In discussing Coyote's Screeching Orb Singing Moon, Coyote tells us that the work he posts there is written in a different voice and for a different purpose than what he posts on our blog. We all nod in an understanding way and press the poet no further.

4D notes that some of Aggie's postings on the Elgin Street Muse could be posted on ours, while many seem more suited to being on her own personal blog. We have a brief discussion about the difference between the two types of posting, being careful not to say anything that turns Aggie's quivering lower lip into outright crying.

Consensus: 4D will put all his work on ESI, Coyote is already carrying his weight here, Aggie should continue to place her fabulous postings wherever she thinks is best.

Aggie: Now he's playing with the tail light.

CS: You know what that means.

Coyote: Huh? What?

4D: He knows where it is and he knows what to do with it.

CS: Do we need another muse?

All agree that we do, but they are hard to find. 4D suggests that people just aren't baring their souls on the web like they used to. They've learned that as anonymously as they do it, they'll get outed and suffer for it. Aggie: "There are still exhibitionists out there."

Consensus: We will keep looking and perhaps blog more of our search.

Aggie: She's talking about her mother.

CS: Oh that's good.

4D: Oh, yes, very good. Unlike if he was talking about his mother.

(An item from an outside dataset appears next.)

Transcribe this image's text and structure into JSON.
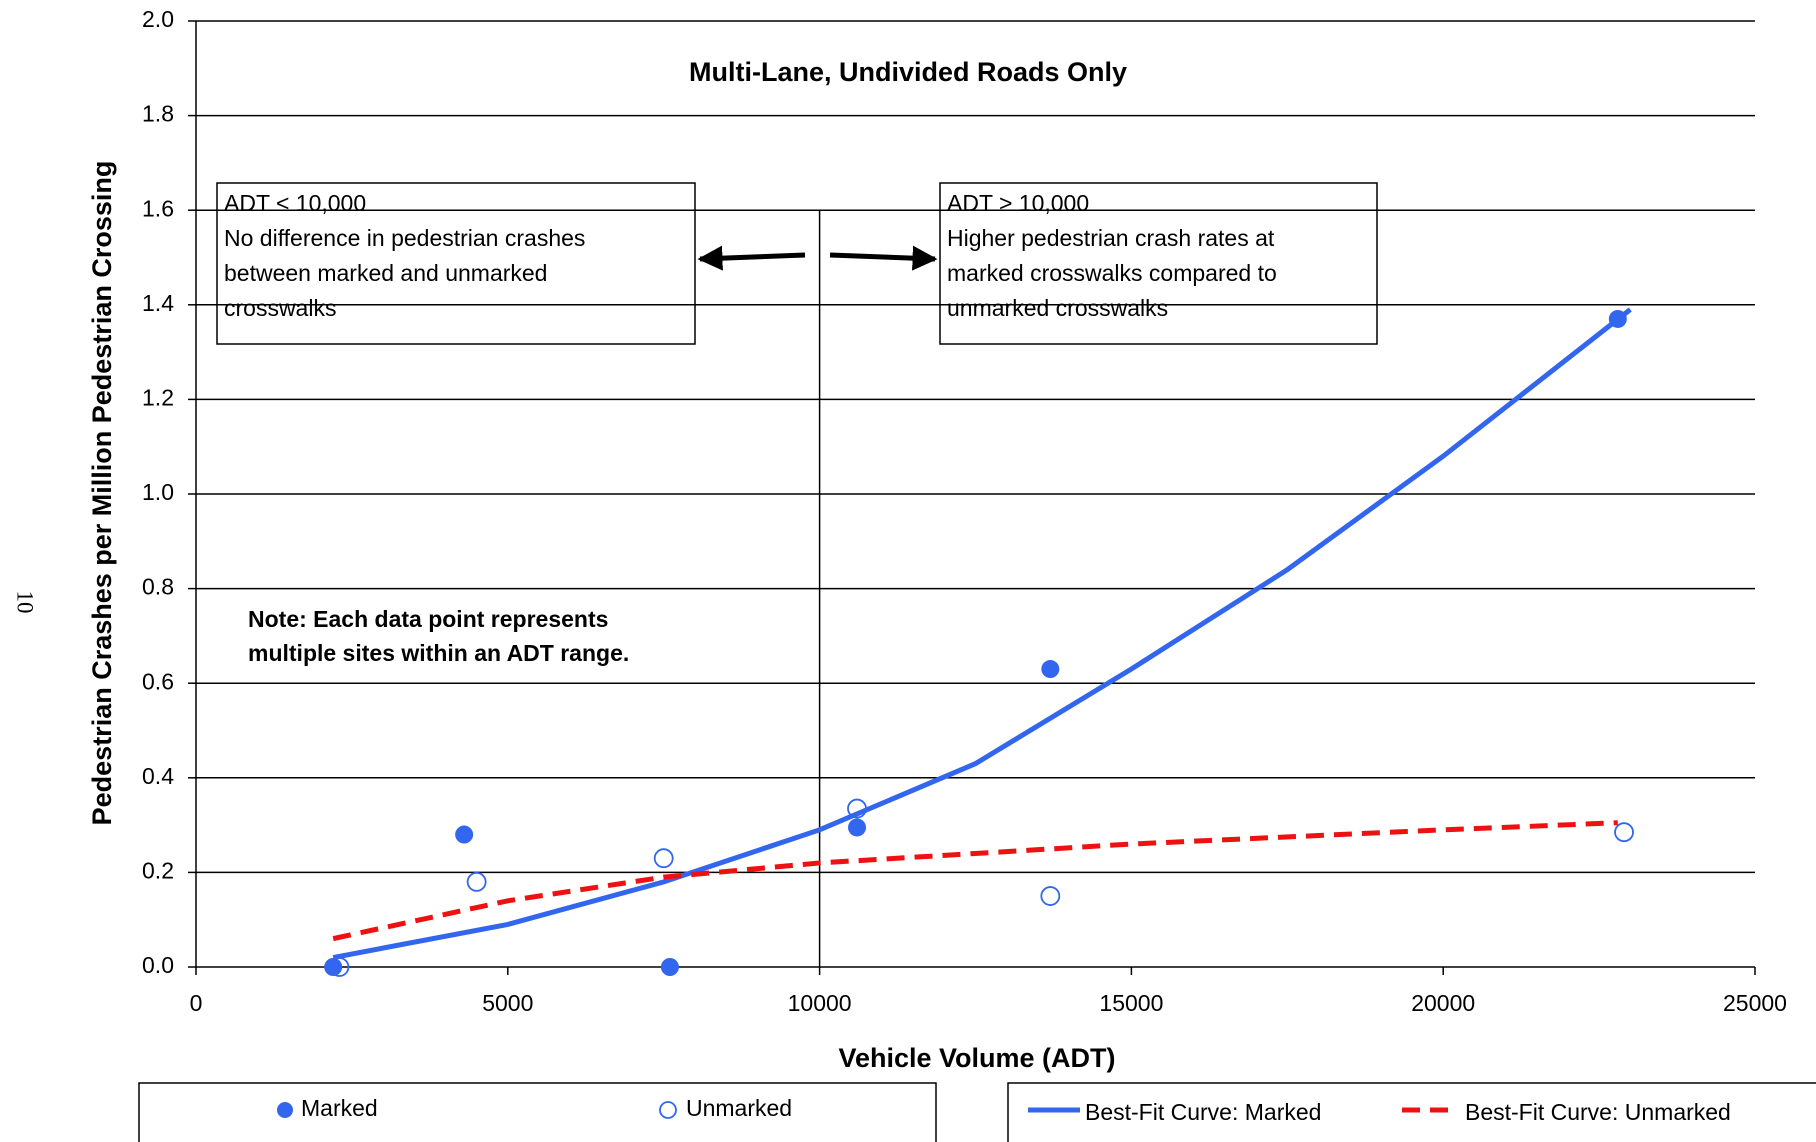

Invite someone else to join the blog?

Shying away from this can of worms, we discuss the possibility of instead just inviting one or two of our favourite bloggers to an Emergency Meeting. 4D notes that two of them gave a workshop on blogging on the weekend. "Perhaps we could bring one of them in as a consultant, kind of like when he brought in the Ethics Consultant. They could give us advice on tuning up the blog or finding a new direction." Coyote: "A change management consultant. I like that."

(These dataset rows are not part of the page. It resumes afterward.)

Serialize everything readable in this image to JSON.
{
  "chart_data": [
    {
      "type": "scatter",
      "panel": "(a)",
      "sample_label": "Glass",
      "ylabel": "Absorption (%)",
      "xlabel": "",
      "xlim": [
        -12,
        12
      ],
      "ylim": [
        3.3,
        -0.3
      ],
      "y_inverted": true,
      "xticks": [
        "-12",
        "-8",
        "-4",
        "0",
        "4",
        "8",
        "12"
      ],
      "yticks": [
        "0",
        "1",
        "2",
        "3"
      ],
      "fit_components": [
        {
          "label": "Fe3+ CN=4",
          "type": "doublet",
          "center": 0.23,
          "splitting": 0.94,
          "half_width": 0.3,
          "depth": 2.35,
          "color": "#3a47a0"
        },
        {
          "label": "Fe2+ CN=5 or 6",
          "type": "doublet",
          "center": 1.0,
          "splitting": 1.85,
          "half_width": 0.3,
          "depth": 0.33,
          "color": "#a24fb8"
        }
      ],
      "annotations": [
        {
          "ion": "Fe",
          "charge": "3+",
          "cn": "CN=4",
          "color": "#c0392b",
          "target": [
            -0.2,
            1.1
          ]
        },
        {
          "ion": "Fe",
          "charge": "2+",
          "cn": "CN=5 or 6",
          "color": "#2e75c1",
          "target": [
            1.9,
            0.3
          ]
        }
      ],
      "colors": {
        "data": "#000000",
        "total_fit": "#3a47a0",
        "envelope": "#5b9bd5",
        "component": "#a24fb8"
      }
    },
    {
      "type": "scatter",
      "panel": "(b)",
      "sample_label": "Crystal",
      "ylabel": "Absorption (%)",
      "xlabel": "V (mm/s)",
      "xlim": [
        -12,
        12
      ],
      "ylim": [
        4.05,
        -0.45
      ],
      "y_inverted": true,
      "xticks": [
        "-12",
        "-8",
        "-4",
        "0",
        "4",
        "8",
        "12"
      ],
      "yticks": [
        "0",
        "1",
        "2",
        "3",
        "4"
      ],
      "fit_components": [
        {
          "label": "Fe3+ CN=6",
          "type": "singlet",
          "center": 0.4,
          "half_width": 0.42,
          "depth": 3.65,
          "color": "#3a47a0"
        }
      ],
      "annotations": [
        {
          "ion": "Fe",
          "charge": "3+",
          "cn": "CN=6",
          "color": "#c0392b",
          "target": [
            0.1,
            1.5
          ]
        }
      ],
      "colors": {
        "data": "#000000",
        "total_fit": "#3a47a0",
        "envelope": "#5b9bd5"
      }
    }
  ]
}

Consensus: We will mull this idea over and come back to it at the next Emergency Meeting.

Aggie: She's flirting with [the waiter]. Nice touch.

All agree.

4D: What about the Schedule?

Aggie: The schedule really doesn't work well for those of us with Oppositional Defiance Disorder like me and the Chair.

CS: It also doesn't work for those of us who are INFP and I think both Aggie and I are INFP.

Coyote: What's INFP?

CS: A Meyer's Briggs classification.

Coyote: Oh yeah, I think I'm that too.

4D: Well, the schedule works well for me. Knowing that I'm supposed to post something on Sunday allows me to post without worrying about the content. It worked for the Chair a couple of times, he posted things that he might not have otherwise that were really good.

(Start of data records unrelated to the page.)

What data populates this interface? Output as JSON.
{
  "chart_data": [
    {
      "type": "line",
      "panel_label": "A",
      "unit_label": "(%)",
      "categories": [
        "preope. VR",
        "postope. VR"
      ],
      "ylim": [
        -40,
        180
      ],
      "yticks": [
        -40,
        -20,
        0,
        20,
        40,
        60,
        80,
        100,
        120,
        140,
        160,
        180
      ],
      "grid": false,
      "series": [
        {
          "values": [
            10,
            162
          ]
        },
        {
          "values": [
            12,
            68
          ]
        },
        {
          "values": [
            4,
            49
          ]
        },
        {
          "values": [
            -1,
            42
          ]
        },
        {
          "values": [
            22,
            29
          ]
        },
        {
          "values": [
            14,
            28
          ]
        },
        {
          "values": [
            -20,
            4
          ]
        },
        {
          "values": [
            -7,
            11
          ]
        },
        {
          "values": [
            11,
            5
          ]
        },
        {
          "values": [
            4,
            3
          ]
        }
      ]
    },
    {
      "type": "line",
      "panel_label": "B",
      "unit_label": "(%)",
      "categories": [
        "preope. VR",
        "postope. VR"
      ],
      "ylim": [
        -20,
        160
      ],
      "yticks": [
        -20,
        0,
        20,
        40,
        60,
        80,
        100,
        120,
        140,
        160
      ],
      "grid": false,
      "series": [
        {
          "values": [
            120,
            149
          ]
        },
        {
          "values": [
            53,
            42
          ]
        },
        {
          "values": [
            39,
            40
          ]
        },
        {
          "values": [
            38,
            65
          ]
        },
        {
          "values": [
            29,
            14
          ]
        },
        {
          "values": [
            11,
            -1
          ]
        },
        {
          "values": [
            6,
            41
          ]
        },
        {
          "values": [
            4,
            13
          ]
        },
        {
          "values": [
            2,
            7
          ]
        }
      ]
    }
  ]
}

Consensus: 4D will post on Sundays. Everyone else will post whenever they feel like it.

Aggie: She's self-touching.

4D: But it's her leg below the table where he can't see it.

Aggie: Doesn't matter. It's a good sign.

4D: So do you think sex tonight?

CS: No!

Aggie: I think could be.

Coyote: I don't think so with his body language.

4D: I think she'd be ready for it, but he's too nervous to make a move. All these signs that are so clear to us are like a fog to him.

4D: So Conch Shell, is there any chance of you posting again?

CS: "Yes. There is." We have a brief discussion on the mollusk endangerment work that has occupied so much of Conchie's time lately. CS is encouraged to write about how she has dealt with the anxieties surrounding this project.

Consensus: All look forward to CS' return to blogging. 4D and Coyote indicate they are happy to assist with graphical support.

4D: She's paying with a credit card.

Aggie: He paid at the counter.

Coyote: So Dutch treat. Bad sign, right?

4D: [Shrugs] Who knows with kids these days.

The meeting is adjourned.

A new couple takes the table next to the ESI table. He is perhaps ten years older than her.

Coyote: He's dressed like a slob and she's dressed like a model. I don't see this going anywhere.


Anonymous said...

When would you people be announcing the winner of the contest contest?

zoom said...

I love the name of the Contest Contest!